Professor Martin Perlmutter

Marty’s legacy is carried forward by his family, his friends, the enduring worth of his works, and by the Perlmutter Fellows Program that bears his name.

Marty with students.

 

Martin Perlmutter, OBM, was a long time professor of philosophy and founding director of Jewish Studies at the College of Charleston.  Marty, as he was known to most, was not only a builder of institutions but also an institution in himself.  He was a legendary figure on campus and widely known further afield.  

Marty joined the College of Charleston in 1979, following appointments at the University of Texas at Austin and the University of Tennessee at Nashville.  He was chair of the Department of Philosophy from 1983 to 1991 and instrumental in its growth and excellence in this period.  His own philosophical interests found focus in bioethics and the philosophy of religion.  He taught multiple courses in these and other areas. 

During his time as chair in Philosophy, Marty also established a program in Religious Studies that eventually became the current Department of Religious Studies.  In 1991, he was persuaded to lead the incipient Jewish Studies Program at the College.  Frome that time to his retirement in 2019, he defied all doubts growing the program and creating new infrastructure to a degree that had been unimaginable to many—but not to him. 

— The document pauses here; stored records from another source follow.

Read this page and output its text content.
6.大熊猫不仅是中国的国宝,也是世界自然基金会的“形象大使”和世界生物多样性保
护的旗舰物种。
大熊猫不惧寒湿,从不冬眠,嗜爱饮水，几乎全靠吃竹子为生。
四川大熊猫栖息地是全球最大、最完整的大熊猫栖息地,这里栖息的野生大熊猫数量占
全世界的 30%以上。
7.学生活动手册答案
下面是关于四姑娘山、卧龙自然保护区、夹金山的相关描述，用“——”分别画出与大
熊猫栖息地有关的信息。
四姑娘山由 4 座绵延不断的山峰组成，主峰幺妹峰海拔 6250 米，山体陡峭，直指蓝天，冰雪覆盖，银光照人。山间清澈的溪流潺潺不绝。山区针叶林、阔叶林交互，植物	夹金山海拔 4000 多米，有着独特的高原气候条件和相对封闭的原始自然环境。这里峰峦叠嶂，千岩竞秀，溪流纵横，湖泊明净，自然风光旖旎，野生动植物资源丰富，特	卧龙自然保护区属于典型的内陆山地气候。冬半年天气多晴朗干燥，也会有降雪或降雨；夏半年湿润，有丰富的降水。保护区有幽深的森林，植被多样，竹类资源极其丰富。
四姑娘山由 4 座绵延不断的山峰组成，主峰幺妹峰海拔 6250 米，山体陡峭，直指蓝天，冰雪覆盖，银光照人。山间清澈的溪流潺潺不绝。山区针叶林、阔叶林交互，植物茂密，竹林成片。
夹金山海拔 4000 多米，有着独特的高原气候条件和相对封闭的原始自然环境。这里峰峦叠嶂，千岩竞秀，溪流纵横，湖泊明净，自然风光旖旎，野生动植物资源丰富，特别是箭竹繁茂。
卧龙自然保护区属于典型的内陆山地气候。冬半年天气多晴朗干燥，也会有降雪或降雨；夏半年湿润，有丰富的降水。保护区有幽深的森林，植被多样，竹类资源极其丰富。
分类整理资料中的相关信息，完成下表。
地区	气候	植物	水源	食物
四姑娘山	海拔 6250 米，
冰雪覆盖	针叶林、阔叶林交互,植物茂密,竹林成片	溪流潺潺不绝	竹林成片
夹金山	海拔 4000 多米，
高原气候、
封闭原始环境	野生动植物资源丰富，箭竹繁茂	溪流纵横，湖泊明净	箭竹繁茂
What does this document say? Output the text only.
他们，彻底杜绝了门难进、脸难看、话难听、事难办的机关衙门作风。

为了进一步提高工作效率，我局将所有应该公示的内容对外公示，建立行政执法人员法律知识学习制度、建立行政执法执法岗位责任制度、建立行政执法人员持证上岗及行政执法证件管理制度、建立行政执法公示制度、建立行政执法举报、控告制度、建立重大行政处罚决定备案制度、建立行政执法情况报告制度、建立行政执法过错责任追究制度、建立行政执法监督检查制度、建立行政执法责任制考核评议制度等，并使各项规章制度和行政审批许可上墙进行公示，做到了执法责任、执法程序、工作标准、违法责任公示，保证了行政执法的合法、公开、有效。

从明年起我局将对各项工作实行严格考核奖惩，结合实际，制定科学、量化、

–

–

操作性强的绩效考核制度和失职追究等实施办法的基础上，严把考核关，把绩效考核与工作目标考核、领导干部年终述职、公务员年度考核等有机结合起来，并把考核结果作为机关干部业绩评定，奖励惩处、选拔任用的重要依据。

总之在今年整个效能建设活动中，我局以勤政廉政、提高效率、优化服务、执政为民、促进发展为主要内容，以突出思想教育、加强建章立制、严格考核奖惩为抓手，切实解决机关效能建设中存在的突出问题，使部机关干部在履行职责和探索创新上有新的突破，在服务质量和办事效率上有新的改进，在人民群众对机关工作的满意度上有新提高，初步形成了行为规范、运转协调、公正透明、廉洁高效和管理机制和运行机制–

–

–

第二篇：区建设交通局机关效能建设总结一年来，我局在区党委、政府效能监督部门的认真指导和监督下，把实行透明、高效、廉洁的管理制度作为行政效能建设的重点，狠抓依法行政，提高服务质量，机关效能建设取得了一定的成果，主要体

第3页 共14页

What became the Yaschik/Arnold Jewish Studies Program now offers a major and a minor in Jewish Studies, supports Jewish student life, and provides an extensive outreach program to the broader community.  All of this and more is supported by an impressive endowment raised by Marty.  The Program is also now housed in its own building that was initially constructed by a non-profit corporation that Marty established. 

The Center’s kosher, vegetarian, and vegan dining hall is open to students, staff, faculty, and the public was named in his honor—formally the “Dr. Martin Perlmutter Dining Hall,” but affectionately known as “Marty’s Place.” 

Marty’s parents, Jacob and Esther Perlmutter, fled Berlin in 1938.  He was born in New York on April 30, 1943.  He grew up there, attending Yeshiva University High School.  He did his BA at City College of New York and his graduate work at the University of Illinois.   

Marty was a superb and trusted friend, generously helping innumerable people over the course of his life.  He was welcoming to all and easy to like.  Marty preferred to focus on others rather than be the object of focus.  It was clearly a source of discomfort for him that becoming ill led him to be more the subject of attention than he would have liked.  Even then he sought to deflect attention from himself.  Despite that, he acceded to being the subject of an article about the novel medical treatment he was receiving, because it might bring some hope to others afflicted with cancer.  

Marty’s is survived by his wife Jeri, their children Jacob, Aaron, Daniel, and Esther, their spouses and his 11 grandchildren, and by Marty’s sister Ruth, and the rest of their family.  One of those eulogizing Marty quoted him as saying that those delivering funeral eulogies should always speak favorably of the deceased, but not so favorably that people think they are at the wrong funeral.  The eulogies for Marty were all glowing.  Yet, given who Marty was, nobody could have had any doubt that they were at the right funeral.